In the following paragraphs Katherine has provided two case studies which demonstrate the benefits gained by use of the Functional Electrical Stimulator devices as well as information about the GRASP programme and the importance of the MUST Score. T
Case study 1:- One Rugby resident who gained substantial benefit from using the machines is a 61 year old gentleman who suffered a stroke in May 2018. This left him with weakness and tightness on the left side of his body and he was unable to walk or drive. The weakness and tightness caused significant shoulder pain. The micro stimulator machine was used around the shoulder and the left ankle with good effect. His shoulder pain significantly improved and movement in the left ankle increased. The Functional Electrical Stimulator device was tried in an outpatient clinic and found to improve his walking pattern and speed. This resulted in a referral to the service in Birmingham where he was set up with a long term stimulator. He is now achieving his goal; walking for more than 20 minutes outside and he was referred to the driving assessment centre to look at the possibility of returning to driving.
Case study 2:- Maureen, one of the first patients of the service, was referred back to neurological outpatients at Rugby St Cross for more physiotherapy input. Her left arm had shown improvements with reduced swelling in the hand and some increase in movement. Maureen only originally tried the Functional Electrical Stimulator as that was all that was available at the time. This can be more complicated to use so she is currently waiting to try the new micro stimulator that the Friends have donated on her left hand.
GRASP stands for Graded Repetitive Arm Supplementary programme. This is a well researched programme where the person does one hour of exercises from the programme every day. The benefits found include increased range of movement and strength in the weaker arm, improved ability to use the weaker arm in daily activities, decreased pain in the weaker arm and improved life satisfaction.

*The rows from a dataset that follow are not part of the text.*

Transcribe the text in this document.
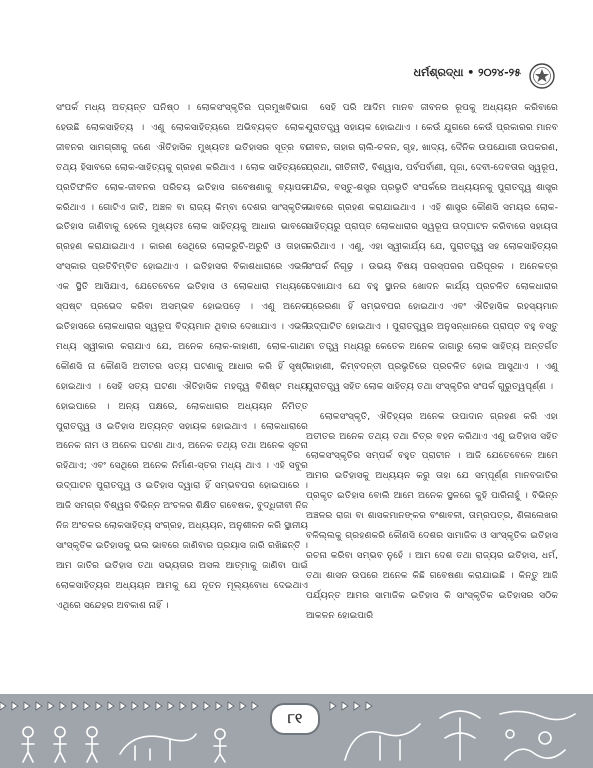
ଧର୍ମଶ୍ରଦ୍ଧା • ୨୦୨୪-୨୫

ସଂପର୍କ ମଧ୍ୟ ଅତ୍ୟନ୍ତ ଘନିଷ୍ଠ । ଲୋକସଂସ୍କୃତିର ପ୍ରମୁଖବିଭାଗ ହେଉଛି ଲୋକସାହିତ୍ୟ । ଏଣୁ ଲୋକସାହିତ୍ୟରେ ଅଭିବ୍ୟକ୍ତ ଲୋକ-ଜୀବନର ସାମଗ୍ରୀକୁ ଜଣେ ଐତିହାସିକ ମୁଖ୍ୟତଃ ଇତିହାସର ସୂତ୍ର ବା ତଥ୍ୟ ହିସାବରେ ଲୋକ-ସାହିତ୍ୟକୁ ଗ୍ରହଣ କରିଥାଏ । ଲୋକ ସାହିତ୍ୟରେ ପ୍ରତିଫଳିତ ଲୋକ-ଜୀବନର ପରିଚୟ ଇତିହାସ ଗବେଷଣାକୁ ବ୍ୟାପକ କରିଥାଏ । ଗୋଟିଏ ଜାତି, ଅଞ୍ଚଳ ବା ରାଜ୍ୟ କିମ୍ବା ଦେଶର ସାଂସ୍କୃତିକ ଇତିହାସ ଜାଣିବାକୁ ହେଲେ ମୁଖ୍ୟତଃ ଲୋକ ସାହିତ୍ୟକୁ ଆଧାର ଭାବରେ ଗ୍ରହଣ କରାଯାଇଥାଏ । କାରଣ ସେଥିରେ ଲୋକରୁଚି-ଅରୁଚି ଓ ତାହାର ସଂସ୍କାର ପ୍ରତିବିମ୍ବିତ ହୋଇଥାଏ । ଇତିହାସର ବିକାଶଧାରାରେ ଏଭଳି ଏକ ସ୍ଥିତି ଆସିଯାଏ, ଯେତେବେଳେ ଇତିହାସ ଓ ଲୋକଧାରା ମଧ୍ୟରେ ସ୍ପଷ୍ଟ ପ୍ରଭେଦ କରିବା ଅସମ୍ଭବ ହୋଇପଡ଼େ । ଏଣୁ ଅନେକ ଇତିହାସରେ ଲୋକଧାରାର ସ୍ୱରୂପ ବିଦ୍ୟମାନ ଥିବାର ଦେଖାଯାଏ । ଏଭଳି ମଧ୍ୟ ସ୍ୱୀକାର କରାଯାଏ ଯେ, ଅନେକ ଲୋକ-କାହାଣୀ, ଲୋକ-ଗାଥା କୌଣସି ନା କୌଣସି ଅତୀତର ସତ୍ୟ ଘଟଣାକୁ ଆଧାର କରି ହିଁ ସୃଷ୍ଟି ହୋଇଥାଏ । ସେହି ସତ୍ୟ ଘଟଣା ଐତିହାସିକ ମହତ୍ତ୍ୱ ବିଶିଷ୍ଟ ମଧ୍ୟ ହୋଇପାରେ । ଅନ୍ୟ ପକ୍ଷରେ, ଲୋକଧାରାର ଅଧ୍ୟୟନ ନିମିତ୍ତ ପୁରାତତ୍ତ୍ୱ ଓ ଇତିହାସ ଅତ୍ୟନ୍ତ ସହାୟକ ହୋଇଥାଏ । ଲୋକଧାରାରେ ଅନେକ ନାମ ଓ ଅନେକ ଘଟଣା ଥାଏ, ଅନେକ ତଥ୍ୟ ତଥା ଅନେକ ସୂଚନା ରହିଥାଏ; ଏବଂ ସେଥିରେ ଅନେକ ନିର୍ମାଣ-ସ୍ତର ମଧ୍ୟ ଥାଏ । ଏହି ସବୁର ଉଦ୍‌ଘାଟନ ପୁରାତତ୍ତ୍ୱ ଓ ଇତିହାସ ଦ୍ୱାରା ହିଁ ସମ୍ଭବପର ହୋଇପାରେ । ଆଜି ସମଗ୍ର ବିଶ୍ୱର ବିଭିନ୍ନ ଅଂଚଳର ଶିକ୍ଷିତ ଗବେଷକ, ବୁଦ୍ଧିଜୀବୀ ନିଜ ନିଜ ଅଂଚଳର ଲୋକସାହିତ୍ୟ ସଂଗ୍ରହ, ଅଧ୍ୟୟନ, ଅନୁଶୀଳନ କରି ସ୍ଥାନୀୟ ସାଂସ୍କୃତିକ ଇତିହାସକୁ ଭଲ ଭାବରେ ଜାଣିବାର ପ୍ରୟାସ ଜାରି ରଖିଛନ୍ତି । ଆମ ଜାତିର ଇତିହାସ ତଥା ସଭ୍ୟତାର ଅସଲ ଆତ୍ମାକୁ ଜାଣିବା ପାଇଁ ଲୋକସାହିତ୍ୟର ଅଧ୍ୟୟନ ଆମକୁ ଯେ ନୂତନ ମୂଲ୍ୟବୋଧ ଦେଇଥାଏ ଏଥିରେ ସନ୍ଦେହର ଅବକାଶ ନାହିଁ ।

ସେହି ପରି ଆଦିମ ମାନବ ଜୀବନର ରୂପକୁ ଅଧ୍ୟୟନ କରିବାରେ ପୁରାତତ୍ତ୍ୱ ସହାୟକ ହୋଇଥାଏ । କେଉଁ ଯୁଗରେ କେଉଁ ପ୍ରକାରର ମାନବ ଜୀବନ, ତାହାର ଚାଲି-ଚଳନ, ଗୃହ, ଖାଦ୍ୟ, ଦୈନିକ ଉପଯୋଗୀ ଉପକରଣ, ପ୍ରଥା, ରୀତିନୀତି, ବିଶ୍ୱାସ, ପର୍ବପର୍ବାଣୀ, ପୂଜା, ଦେବୀ-ଦେବତାର ସ୍ୱରୂପ, ମନ୍ଦିର, ବସ୍ତୁ-ଶସ୍ତ୍ର ପ୍ରଭୃତି ସଂପର୍କରେ ଅଧ୍ୟୟନକୁ ପୁରାତତ୍ତ୍ୱ ଶାସ୍ତ୍ର ଭାବରେ ଗ୍ରହଣ କରାଯାଇଥାଏ । ଏହି ଶାସ୍ତ୍ର କୌଣସି ସମୟର ଲୋକ-ସାହିତ୍ୟରୁ ପ୍ରାପ୍ତ ଲୋକଧାରାର ସ୍ୱରୂପ ଉଦ୍‌ଘାଟନ କରିବାରେ ସହାୟତା କରିଥାଏ । ଏଣୁ, ଏହା ସ୍ୱୀକାର୍ଯ୍ୟ ଯେ, ପୁରାତତ୍ତ୍ୱ ସହ ଲୋକସାହିତ୍ୟର ସଂପର୍କ ନିଗୂଢ଼ । ଉଭୟ ବିଷୟ ପରସ୍ପରର ପରିପୂରକ । ଅନେକତ୍ର ଦେଖାଯାଏ ଯେ ବହୁ ସ୍ଥାନର ଖୋଦନ କାର୍ଯ୍ୟ ପ୍ରଚଳିତ ଲୋକଧାରାର ପ୍ରେରଣା ହିଁ ସମ୍ଭବପର ହୋଇଥାଏ ଏବଂ ଐତିହାସିକ ରହସ୍ୟମାନ ଉଦ୍‌ଘାଟିତ ହୋଇଥାଏ । ପୁରାତତ୍ତ୍ୱର ଅନୁସନ୍ଧାନରେ ପ୍ରାପ୍ତ ବହୁ ବସ୍ତୁ ବା ତତ୍ତ୍ୱ ମଧ୍ୟରୁ କେତେକ ଅନେକ ଜାଗାରୁ ଲୋକ ସାହିତ୍ୟ ଅନ୍ତର୍ଗତ କାହାଣୀ, କିମ୍ବଦନ୍ତୀ ପ୍ରଭୃତିରେ ପ୍ରଚଳିତ ହୋଇ ଆସୁଥାଏ । ଏଣୁ ପୁରାତତ୍ତ୍ୱ ସହିତ ଲୋକ ସାହିତ୍ୟ ତଥା ସଂସ୍କୃତିର ସଂପର୍କ ଗୁରୁତ୍ୱପୂର୍ଣ୍ଣ ।

ଲୋକସଂସ୍କୃତି, ଐତିହ୍ୟର ଅନେକ ଉପାଦାନ ଗ୍ରହଣ କରି ଏହା ଅତୀତର ଅନେକ ତଥ୍ୟ ତଥା ଚିତ୍ର ବହନ କରିଥାଏ ଏଣୁ ଇତିହାସ ସହିତ ଲୋକସଂସ୍କୃତିର ସମ୍ପର୍କ ବହୁତ ପ୍ରାଚୀନ । ଆଜି ଯେତେବେଳେ ଆମେ ଆମର ଇତିହାସକୁ ଅଧ୍ୟୟନ କରୁ ତାହା ଯେ ସମ୍ପୂର୍ଣ୍ଣ ମାନବଜାତିର ପ୍ରକୃତ ଇତିହାସ ବୋଲି ଆମେ ଅନେକ ସ୍ଥଳରେ କୁହି ପାରିନାହୁଁ । ବିଭିନ୍ନ ଅଞ୍ଚଳର ରାଜା ବା ଶାସକମାନଙ୍କର ବଂଶାବଳୀ, ତାମ୍ରପତ୍ର, ଶିଳାଲେଖର ବଳିଲ୍ଲକୁ ଗ୍ରହଣକରି କୌଣସି ଦେଶର ସାମାଜିକ ଓ ସାଂସ୍କୃତିକ ଇତିହାସ ରଚନା କରିବା ସମ୍ଭବ ନୁହେଁ । ଆମ ଦେଶ ତଥା ରାଜ୍ୟର ଇତିହାସ, ଧର୍ମ, ତଥା ଶାସନ ଉପରେ ଅନେକ କିଛି ଗବେଷଣା କରାଯାଇଛି । କିନ୍ତୁ ଆଜି ପର୍ଯ୍ୟନ୍ତ ଆମର ସାମାଜିକ ଇତିହାସ କି ସାଂସ୍କୃତିକ ଇତିହାସର ସଠିକ ଆକଳନ ହୋଇପାରି

୮୧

MUST stands for Malnutrition Universal Screening Tool this is a five-step screening tool to identify adults, who are malnourished, at risk of malnutrition (undernutrition), or obese. It also includes management guidelines which can be used to develop a care plan. It is for use in hospitals, community and other care settings and can be used by all care workers. The team in ESD use the MUST to identify if a person has lost weight during their hospital stay and is at risk of malnutrition. If the score a '0' we have no concerns. If they score a '1'there is a small level of risk and we give out information on diet and monitor to make sure they are putting on weight. If there is score of '2' or above there is a larger risk so we give out advice and refer the patient to a dietician.